Bursary Description
Article content
The city is hoping to alleviate its struggles with recruiting and retaining doctors by offering incentives to medical students who pledge to practise in the area after finishing their studies.
Article content
City council agreed Monday night to allocate $10,000 to two bursaries through the New Brunswick Medical Education Foundation to entice medical students from the capital region to come home and practice for at least one year.
The funding comes from the province and was distributed to the city by the Capital Region Service Commission for physician recruitment and retention initiatives.
Economic developer Laurie Guthrie said the move comes as a recent Fredericton Chamber of Commerce membership survey identified primary care access as members’ top concern and the biggest barrier to workforce attraction.
It also comes after New Brunswick Health Council numbers show 62,000 people in the Fredericton health zone lacked a family doctor in 2023.
An estimated 68 per cent of patients in the Fredericton health zone have a primary-care provider, according to the health council’s count, compared to 86 per cent in the Saint John zone and 95 per cent in the Miramichi region.
Of the region’s 106 active family physicians, 48 are aged 50 or older.
“This is a great initiative,” Coun.

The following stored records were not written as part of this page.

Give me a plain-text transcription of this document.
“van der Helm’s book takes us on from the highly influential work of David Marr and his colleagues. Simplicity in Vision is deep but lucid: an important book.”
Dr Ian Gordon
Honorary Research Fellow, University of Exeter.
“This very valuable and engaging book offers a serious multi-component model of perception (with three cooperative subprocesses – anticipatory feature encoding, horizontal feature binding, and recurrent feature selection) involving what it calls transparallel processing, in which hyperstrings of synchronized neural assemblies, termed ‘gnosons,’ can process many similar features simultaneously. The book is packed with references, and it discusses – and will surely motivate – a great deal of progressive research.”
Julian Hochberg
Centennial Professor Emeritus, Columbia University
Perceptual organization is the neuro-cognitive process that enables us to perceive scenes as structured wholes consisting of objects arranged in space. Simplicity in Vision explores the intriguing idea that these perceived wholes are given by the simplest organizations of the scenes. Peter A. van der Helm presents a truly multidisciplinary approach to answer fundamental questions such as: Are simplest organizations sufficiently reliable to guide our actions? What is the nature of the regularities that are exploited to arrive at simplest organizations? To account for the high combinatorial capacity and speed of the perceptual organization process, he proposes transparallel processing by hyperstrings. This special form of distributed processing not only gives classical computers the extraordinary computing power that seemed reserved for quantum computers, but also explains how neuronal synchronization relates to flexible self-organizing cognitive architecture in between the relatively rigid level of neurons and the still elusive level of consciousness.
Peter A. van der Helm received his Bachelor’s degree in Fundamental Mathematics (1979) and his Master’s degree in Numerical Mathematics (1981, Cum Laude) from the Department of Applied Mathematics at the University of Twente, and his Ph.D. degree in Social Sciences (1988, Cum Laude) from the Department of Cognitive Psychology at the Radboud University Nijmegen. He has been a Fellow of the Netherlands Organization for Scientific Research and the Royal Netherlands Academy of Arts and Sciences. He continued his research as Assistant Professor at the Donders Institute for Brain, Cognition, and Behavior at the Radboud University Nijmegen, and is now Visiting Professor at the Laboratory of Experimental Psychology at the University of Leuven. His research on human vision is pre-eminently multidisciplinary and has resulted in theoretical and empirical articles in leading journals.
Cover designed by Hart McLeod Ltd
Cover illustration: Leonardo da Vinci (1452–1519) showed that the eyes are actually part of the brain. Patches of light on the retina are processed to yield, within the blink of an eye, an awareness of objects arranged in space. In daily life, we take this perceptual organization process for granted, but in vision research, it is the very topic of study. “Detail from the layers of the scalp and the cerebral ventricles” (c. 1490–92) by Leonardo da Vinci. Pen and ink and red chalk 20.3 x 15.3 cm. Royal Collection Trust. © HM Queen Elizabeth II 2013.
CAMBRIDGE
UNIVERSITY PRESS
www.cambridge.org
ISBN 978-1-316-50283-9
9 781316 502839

Eric Megarity said of the bursaries. “We need help attracting and keeping physicians.
“When you look at the figures (for primary care access), someone needs to look at that and say: ‘What’s going on? Why can we not attract and keep doctors in our zone?’ It’s a serious situation here in Fredericton.”
The funding follows a presentation at a July committee meeting from Alyssa Long, the medical education foundation’s executive director, saying the foundation hopes to support aspiring health workers in the Fredericton area. Her group was created by physicians in 2010 and raises money to support student scholarships and funds med students from the province, committing them to eventually return and work in New Brunswick.
Article content
In 2024, more than $1.1 million was presented to 144 students, according to the foundation’s website.
The move also comes as Statistics Canada reported the Fredericton census metropolitan area was among the 10 fastest-growing areas between 2022 and 2023, with the population jumping by 4,543, or 3.96 per cent, to 119,059 in that span.
Meanwhile, the city’s population under the pre-annexation boundaries had reached 69,406 people in 2023, up by 2,878 (4.3 per cent) from the previous year. That’s more than triple the projections in the city’s growth strategy from 2017.
With municipal support, the medical education foundation already offers bursaries with “return-to-service” agreements to up-and-coming doctors in Dieppe, Riverview, Bathurst, Rothesay, Hampton, Quispamsis, and Tantramar, according to a staff report presented to council.
Bursary applications will be open province-wide from March 1 to May 31.